Подскочившие Зиночка с Веркой принялись с ней чокаться и целоваться, затормошили, закружили, потащили к столу… и там она снова чокалась, целовалась, поздравляла с Новым годом, принимала такие же поздравления… а в голове мерно звучало: «Мне — успокоение!.. Мне — покой!.. Пожалуйста, Господи! Ну что тебе стоит?»
Потом она прошла в соседнюю комнату, к телефону, надо было проведать Сережку. Трубку взяла Лялина мама, Гертруда Оттовна, и сказала, что мальчики и девочки встретили Новый год по Москве и решили прогуляться в соседний микрорайон к друзьям, но пусть Нина Васильевна не беспокоится, они все очень хорошие, очень приличные мальчики и девочки, ведут себя хорошо и прилично, а после шумных игр и современных танцев как же не пройтись по свежему воздуху, тем более на улице плюс восемь градусов…

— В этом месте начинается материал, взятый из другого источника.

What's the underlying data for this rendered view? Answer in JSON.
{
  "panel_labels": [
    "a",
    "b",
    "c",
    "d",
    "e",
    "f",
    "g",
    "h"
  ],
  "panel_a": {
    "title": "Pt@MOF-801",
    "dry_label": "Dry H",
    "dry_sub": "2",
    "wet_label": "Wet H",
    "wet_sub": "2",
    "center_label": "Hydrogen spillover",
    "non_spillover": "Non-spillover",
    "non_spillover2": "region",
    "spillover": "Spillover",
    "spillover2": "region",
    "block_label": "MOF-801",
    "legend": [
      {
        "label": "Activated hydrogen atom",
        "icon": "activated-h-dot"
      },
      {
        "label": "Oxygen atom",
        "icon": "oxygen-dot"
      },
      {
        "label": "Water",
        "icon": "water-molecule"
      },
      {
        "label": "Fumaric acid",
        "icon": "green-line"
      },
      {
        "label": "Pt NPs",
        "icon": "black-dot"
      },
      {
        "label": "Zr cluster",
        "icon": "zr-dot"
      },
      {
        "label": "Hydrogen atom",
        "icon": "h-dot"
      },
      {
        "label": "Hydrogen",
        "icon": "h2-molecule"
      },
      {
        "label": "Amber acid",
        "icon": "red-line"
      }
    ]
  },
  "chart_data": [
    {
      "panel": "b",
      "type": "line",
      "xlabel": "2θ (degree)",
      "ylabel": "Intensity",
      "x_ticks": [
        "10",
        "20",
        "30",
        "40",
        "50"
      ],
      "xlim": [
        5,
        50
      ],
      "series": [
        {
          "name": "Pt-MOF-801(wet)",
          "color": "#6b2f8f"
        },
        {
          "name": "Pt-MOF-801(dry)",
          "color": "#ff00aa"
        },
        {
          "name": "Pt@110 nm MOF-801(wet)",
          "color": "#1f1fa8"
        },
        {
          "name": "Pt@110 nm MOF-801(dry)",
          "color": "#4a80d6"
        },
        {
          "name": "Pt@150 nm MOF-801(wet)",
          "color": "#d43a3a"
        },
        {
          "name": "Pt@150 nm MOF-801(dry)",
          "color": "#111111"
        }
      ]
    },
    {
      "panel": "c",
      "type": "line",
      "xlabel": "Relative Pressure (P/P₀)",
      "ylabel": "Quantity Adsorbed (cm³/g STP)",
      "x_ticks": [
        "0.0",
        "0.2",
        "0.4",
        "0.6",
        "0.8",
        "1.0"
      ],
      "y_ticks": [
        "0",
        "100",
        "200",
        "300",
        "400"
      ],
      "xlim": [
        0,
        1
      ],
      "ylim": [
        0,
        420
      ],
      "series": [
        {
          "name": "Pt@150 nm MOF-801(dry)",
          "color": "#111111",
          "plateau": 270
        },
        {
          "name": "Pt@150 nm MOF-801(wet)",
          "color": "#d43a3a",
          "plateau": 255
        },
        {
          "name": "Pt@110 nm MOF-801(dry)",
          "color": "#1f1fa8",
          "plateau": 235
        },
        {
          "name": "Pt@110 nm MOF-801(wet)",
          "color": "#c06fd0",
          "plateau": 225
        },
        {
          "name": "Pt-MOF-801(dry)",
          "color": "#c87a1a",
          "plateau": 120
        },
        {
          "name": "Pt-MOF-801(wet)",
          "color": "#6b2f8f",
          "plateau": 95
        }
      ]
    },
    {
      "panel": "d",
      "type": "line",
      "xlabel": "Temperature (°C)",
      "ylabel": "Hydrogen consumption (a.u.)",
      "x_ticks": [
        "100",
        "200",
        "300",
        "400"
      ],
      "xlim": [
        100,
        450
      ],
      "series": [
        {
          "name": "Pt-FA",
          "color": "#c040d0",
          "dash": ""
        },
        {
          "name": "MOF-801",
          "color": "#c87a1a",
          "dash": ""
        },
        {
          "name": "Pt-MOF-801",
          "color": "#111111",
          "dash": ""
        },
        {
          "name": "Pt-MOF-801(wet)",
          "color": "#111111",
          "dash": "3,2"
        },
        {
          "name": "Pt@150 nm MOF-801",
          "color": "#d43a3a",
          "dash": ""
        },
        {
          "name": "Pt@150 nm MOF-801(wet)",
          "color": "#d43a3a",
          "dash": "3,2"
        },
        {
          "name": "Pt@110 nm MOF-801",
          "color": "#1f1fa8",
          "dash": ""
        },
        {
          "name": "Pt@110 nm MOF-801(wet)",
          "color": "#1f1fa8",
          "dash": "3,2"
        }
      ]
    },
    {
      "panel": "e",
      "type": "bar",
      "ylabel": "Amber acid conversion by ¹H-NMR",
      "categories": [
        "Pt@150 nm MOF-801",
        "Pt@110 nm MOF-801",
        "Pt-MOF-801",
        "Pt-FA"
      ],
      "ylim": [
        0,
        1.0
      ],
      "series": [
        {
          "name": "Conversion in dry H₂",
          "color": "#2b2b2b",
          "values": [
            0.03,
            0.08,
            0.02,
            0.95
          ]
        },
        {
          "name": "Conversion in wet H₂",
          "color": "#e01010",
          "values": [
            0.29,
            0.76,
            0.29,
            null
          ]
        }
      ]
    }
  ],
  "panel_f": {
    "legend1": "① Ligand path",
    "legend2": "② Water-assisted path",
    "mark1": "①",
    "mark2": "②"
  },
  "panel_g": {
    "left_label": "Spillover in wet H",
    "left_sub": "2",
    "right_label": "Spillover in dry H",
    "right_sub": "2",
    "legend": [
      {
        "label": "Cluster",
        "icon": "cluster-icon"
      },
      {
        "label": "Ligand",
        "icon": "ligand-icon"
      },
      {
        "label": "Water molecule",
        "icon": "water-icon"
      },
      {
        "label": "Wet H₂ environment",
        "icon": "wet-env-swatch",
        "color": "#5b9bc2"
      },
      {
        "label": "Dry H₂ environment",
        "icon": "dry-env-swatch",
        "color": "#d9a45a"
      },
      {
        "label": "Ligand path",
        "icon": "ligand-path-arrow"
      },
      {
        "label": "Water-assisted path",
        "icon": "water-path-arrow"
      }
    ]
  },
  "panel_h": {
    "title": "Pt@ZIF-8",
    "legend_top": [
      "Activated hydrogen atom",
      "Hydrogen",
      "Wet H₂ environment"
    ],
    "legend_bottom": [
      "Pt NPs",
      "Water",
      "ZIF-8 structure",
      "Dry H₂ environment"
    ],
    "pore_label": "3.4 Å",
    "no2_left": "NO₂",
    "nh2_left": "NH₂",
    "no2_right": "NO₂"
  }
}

А потом, слегка поколебавшись, она набрала квартиру Виталия.
Пять длинных гудков показались почти вечностью, она уже собралась положить трубку, как в наушнике раздалось родное и знакомое «да-да!» Она не собиралась ничего говорить, она просто хотела услышать его голос и сейчас мысленно, про себя, произнесла: «С Новым годом тебя, мой милый! Счастья тебе и удачи!»
— Алло, алло, я вас слушаю! Говорите!
Она незвучно поцеловала решетчатый микрофон и медленно положила трубку на блестящие штырьки. И улыбнулась, представив, как он растерянно слушает пищащие гудки, а только потом понимает, что это была она, и он должен, обязан догадаться, что звонок — сигнал, что она хочет видеть его и как можно скорее. Может быть, даже сегодня…
И вдруг, ни с того ни с сего, захотелось позвонить Баринову.
Нет-нет, ничего такого, нормально поздравить с Новым годом, пожелать всего того, что обычно желают в этих случаях… Но они с Лизой улетели на недельку в Ленинград. Дочери-близняшки — Татьяна и Галина — пошли по стопам родителей, учились там на третьем курсе Военно-медицинской академии.
Вечером четырнадцатого позвонил Баринов. Поздравил с Новым годом, который наступил, как он выразился, теперь уже окончательно и бесповоротно. И пригласил назавтра продолжить «совместную работу».
«Но немного пораньше, хорошо? К двадцати ноль-ноль сможете?..»
Нина обрадовалась почти до неприличия, даже не ожидала от себя такого. Оказывается, она уже успела соскучиться по лаборатории, по экспериментам. Привыкла!